リブ部分のみを発泡させ樹脂部品の軽量化と強度向上を実現する新たな発泡成形技術を開発
プラスチック業界におけるアジア最大の展示会「チャイナプラス2024」に出展
同技術によるサンプルは、上海で開催されるプラスチック業界におけるアジア最大の展示会「チャイナプラス2024」(4/23~26)のMaxell Digital Products China Co., Ltd. (以下、MDCN)のブース(Hall1.1内 日本パビリオンB23)にて参考展示します。
樹脂使用量の削減および軽量化は、カーボンニュートラル達成のために電気自動車(EV)などのモビリティ分野を中心に世界的なメガトレンドとなっています。それらの課題を解決する手段の1つとして樹脂を発泡させる発泡成形技術があります。発泡成形技術は、近年リサイクルや環境負荷の観点より、窒素や二酸化炭素を用いた物理発泡成形技術の実用化が進んでおり、マクセルが2017年に京都大学と共同で開発した低圧の物理発泡成形技術「RIC-FOAM(*1)」を応用した装置が現在射出成形装置メーカーより販売されています。その装置を使用し、軽量化や高精度化などを目的に自動車、家電、スポーツなどの分野で使われる部品が製品化されています。
一方で、「RIC-FOAM(*1)」を含めた発泡成形技術においては、樹脂の強度が低下すること、発泡剤起因のガスにより外観が悪化することが以前より課題として挙げられていました。
樹脂成形品の強度を高めるためには、基材を厚くする方法のほか、リブという補強構造体が広く採用されています。マクセルでは、これらの課題を解決する方法として、リブのみを発泡させる部分発泡成形技術を開発しました。基材は発泡させず、リブのみを発泡させることで、強度ときれいな外観を両立します。
リブを設けた成形品の曲げ剛性は、リブの高さに応じて高くなります。そのため、高いリブを形成することで軽くて強い部品を作ることができますが、発泡させていない樹脂の成形では、リブを高くするとリブ根本の樹脂圧力が不足することにより樹脂の収縮に伴う凹み(ヒケ)が生じます。また、従来の発泡成形では発泡によりヒケを解消できますが、基材も発泡するため強度や外観を維持することが困難でした。
今回開発した技術を用いることで、従来の発泡成形機をそのまま使用し、射出成形時に金型内でリブのみ部分発泡させることが可能です。部分発泡の技術は、マクセルがコアコンピタンスとするアナログコア技術「混合分散」「精密塗布」「高精度成形」のうち、「高精度成形」技術である金型・成形技術を進化させることにより実現しました。
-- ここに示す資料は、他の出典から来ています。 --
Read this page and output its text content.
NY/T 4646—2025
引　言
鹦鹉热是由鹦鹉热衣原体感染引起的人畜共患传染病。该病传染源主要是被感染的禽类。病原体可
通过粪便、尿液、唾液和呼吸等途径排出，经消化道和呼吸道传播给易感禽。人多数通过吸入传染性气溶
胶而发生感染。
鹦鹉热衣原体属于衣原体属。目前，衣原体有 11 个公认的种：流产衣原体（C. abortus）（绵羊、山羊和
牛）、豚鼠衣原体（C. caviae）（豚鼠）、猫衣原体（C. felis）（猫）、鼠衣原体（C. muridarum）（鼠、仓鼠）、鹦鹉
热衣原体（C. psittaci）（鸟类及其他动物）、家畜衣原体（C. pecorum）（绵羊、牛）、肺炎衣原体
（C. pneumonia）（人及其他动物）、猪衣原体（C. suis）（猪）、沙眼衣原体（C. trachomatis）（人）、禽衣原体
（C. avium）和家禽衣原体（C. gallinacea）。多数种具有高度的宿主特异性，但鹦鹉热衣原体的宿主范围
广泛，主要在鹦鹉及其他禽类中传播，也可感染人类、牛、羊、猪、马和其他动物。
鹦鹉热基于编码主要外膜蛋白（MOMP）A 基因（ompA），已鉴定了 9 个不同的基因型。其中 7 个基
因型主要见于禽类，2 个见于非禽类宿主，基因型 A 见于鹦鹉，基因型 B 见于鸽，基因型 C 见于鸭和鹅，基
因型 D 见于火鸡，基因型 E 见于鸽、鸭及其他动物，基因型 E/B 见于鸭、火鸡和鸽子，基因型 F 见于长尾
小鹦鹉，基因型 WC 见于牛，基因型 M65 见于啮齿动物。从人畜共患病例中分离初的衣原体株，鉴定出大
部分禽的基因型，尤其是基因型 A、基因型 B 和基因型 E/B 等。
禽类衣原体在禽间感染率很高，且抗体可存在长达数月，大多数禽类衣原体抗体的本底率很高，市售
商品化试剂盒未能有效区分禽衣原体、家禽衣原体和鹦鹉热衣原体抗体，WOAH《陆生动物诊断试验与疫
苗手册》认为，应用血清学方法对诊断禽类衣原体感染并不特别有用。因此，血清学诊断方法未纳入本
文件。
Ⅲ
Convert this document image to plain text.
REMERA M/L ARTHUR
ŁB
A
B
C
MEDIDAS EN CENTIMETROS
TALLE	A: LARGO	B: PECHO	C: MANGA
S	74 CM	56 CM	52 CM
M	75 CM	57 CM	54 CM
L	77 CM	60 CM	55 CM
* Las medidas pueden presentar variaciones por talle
今後、本技術をブラッシュアップすることで、軽さ、外観、強度を実現した新しい構造設計およびそれに基づいた樹脂部品の創出に貢献していきます。
現在、マクセルのグループ会社であるMDCNおよび協力メーカーにて、EVが多く生産される中国向けを中心に、本発泡成形技術を実用化する準備を進めています。
チャイナプラス2024ではマクセルの発泡成形技術「RIC-FOAM(*1)」および軽量化と高強度化を実現する応用技術、またそれらを用いた複数のサンプルの展示を行います。
マクセルは、これからも新しい価値を提供することにより、持続可能な社会の実現に向けて貢献していきます。
*1 RIC-FOAM:RIC-FOAMは、Resilient & Innovative Cellular Foamを示したマクセルの登録商標です。
■チャイナプラス2024 公式ホームページ
https://www.chinaplasonline.com/
■商標
記載されている会社名、製品名は、それぞれの会社の商標または登録商標です。
■製品および出展に関するお問い合わせ先
マクセル株式会社 新事業統括本部
お問い合わせフォーム:
https://biz.maxell.com/ja/inquiry_form_input5.html
以上
【添付資料】
■発泡させていない樹脂成形、通常発泡成形、部分発泡成形イメージ
■部分発泡の効果
金型内におけるガス流通の制御と製品設計、金型設計のシミュレーションにより、狙った箇所のみを部分発泡させます。成形品のヒケやソリが改善され、外観は発泡させていない樹脂同等になります。例えば基材厚みを1mmと薄くした場合、基材厚み3mmの平板に対して、質量は40%削減されますが、5kgの荷重では変形量が低減し、シミュレーション同等の効果が得られることを確認しました。